Juncker chciałby, żeby Tusk "był traktowany z godnością"

[object Object]
Donald Tusk został w środę przesłuchany przez prokuraturętvn24
wideo 2/21

Szef Komisji Europejskiej Jean-Claude Juncker ma pełne zaufanie do przewodniczącego Rady Europejskiej Donalda Tuska i chciałby, żeby był on traktowany z godnością - powiedziała w czwartek rzeczniczka KE Mina Andreeva, nawiązując do przesłuchania byłego premiera w Polsce.

- Przewodniczący Juncker ma pełne zaufanie do przewodniczącego Tuska, z którym pracował przez wiele lat, w trakcie kiedy obaj byli premierami, a teraz gdy pełnią funkcję szefa KE i Rady Europejskiej. Przewodniczący Juncker chciałby, aby przewodniczący Tusk był traktowany z godnością - powiedziała na konferencji prasowej w Brukseli rzeczniczka Komisji Europejskiej. Jak podkreśliła, w sprawie, w której przesłuchiwany był szef Rady Europejskiej, toczy się krajowe śledztwo. Odmówiła przy tym odpowiedzi na pytanie, w jakim stopniu immunitet chroni Tuska jako urzędnika unijnego.
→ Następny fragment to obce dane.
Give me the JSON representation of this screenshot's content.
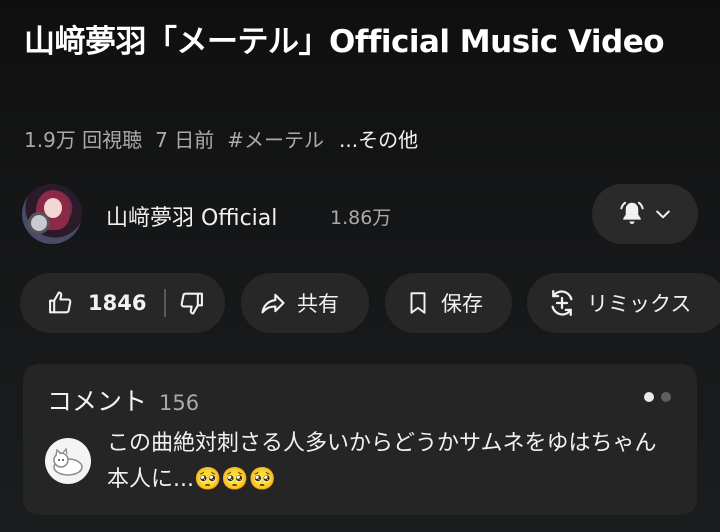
{
  "video": {
    "title": "山﨑夢羽「メーテル」Official Music Video",
    "views": "1.9万 回視聴",
    "age": "7 日前",
    "hashtag": "#メーテル",
    "more": "...その他"
  },
  "channel": {
    "name": "山﨑夢羽 Official",
    "subscribers": "1.86万"
  },
  "actions": {
    "like_count": "1846",
    "share_label": "共有",
    "save_label": "保存",
    "remix_label": "リミックス"
  },
  "comments": {
    "title": "コメント",
    "count": "156",
    "top_comment": "この曲絶対刺さる人多いからどうかサムネをゆはちゃん本人に...🥺🥺🥺"
  },
  "colors": {
    "background": "#0f0f0f",
    "pill": "#272727",
    "secondary_text": "#aaaaaa"
  },
  "icons": [
    "like-icon",
    "dislike-icon",
    "share-icon",
    "save-icon",
    "remix-icon",
    "bell-icon",
    "chevron-down-icon"
  ]
}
- Według mojej wiedzy do tej pory (Tusk - red.) w pełni współpracował, więc nie widzę powodu, aby komentować ten konkretny przypadek - oświadczyła. Sam Tusk mówił, że z racji piastowanego stanowiska objęty jest immunitetem. - Chcę wykazać jak najlepszą wolę. Tak długo, jak będę miał wrażenie, że chodzi o wyjaśnianie kwestii, to będę do dyspozycji. Jeśli to się zamieni w procedury, które uniemożliwią mi pracę, będę korzystał oczywiście z immunitetu - podkreślił w środę w Sopocie. Zgodnie z protokołem w sprawie przywilejów i immunitetów UE na terytorium każdego państwa członkowskiego urzędnicy i inni pracownicy Unii "korzystają z immunitetu jurysdykcyjnego", jednak jest on ograniczony "do dokonanych przez nich czynności służbowych". Obowiązuje on również po zakończeniu pełnienia przez nich funkcji.

Świadek Tusk

Tusk zeznawał w środę w gmachu warszawskiej prokuratury przez ponad 8 godzin jako świadek w śledztwie dotyczącym współpracy Służby Kontrwywiadu Wojskowego z rosyjską Federalną Służbą Bezpieczeństwa.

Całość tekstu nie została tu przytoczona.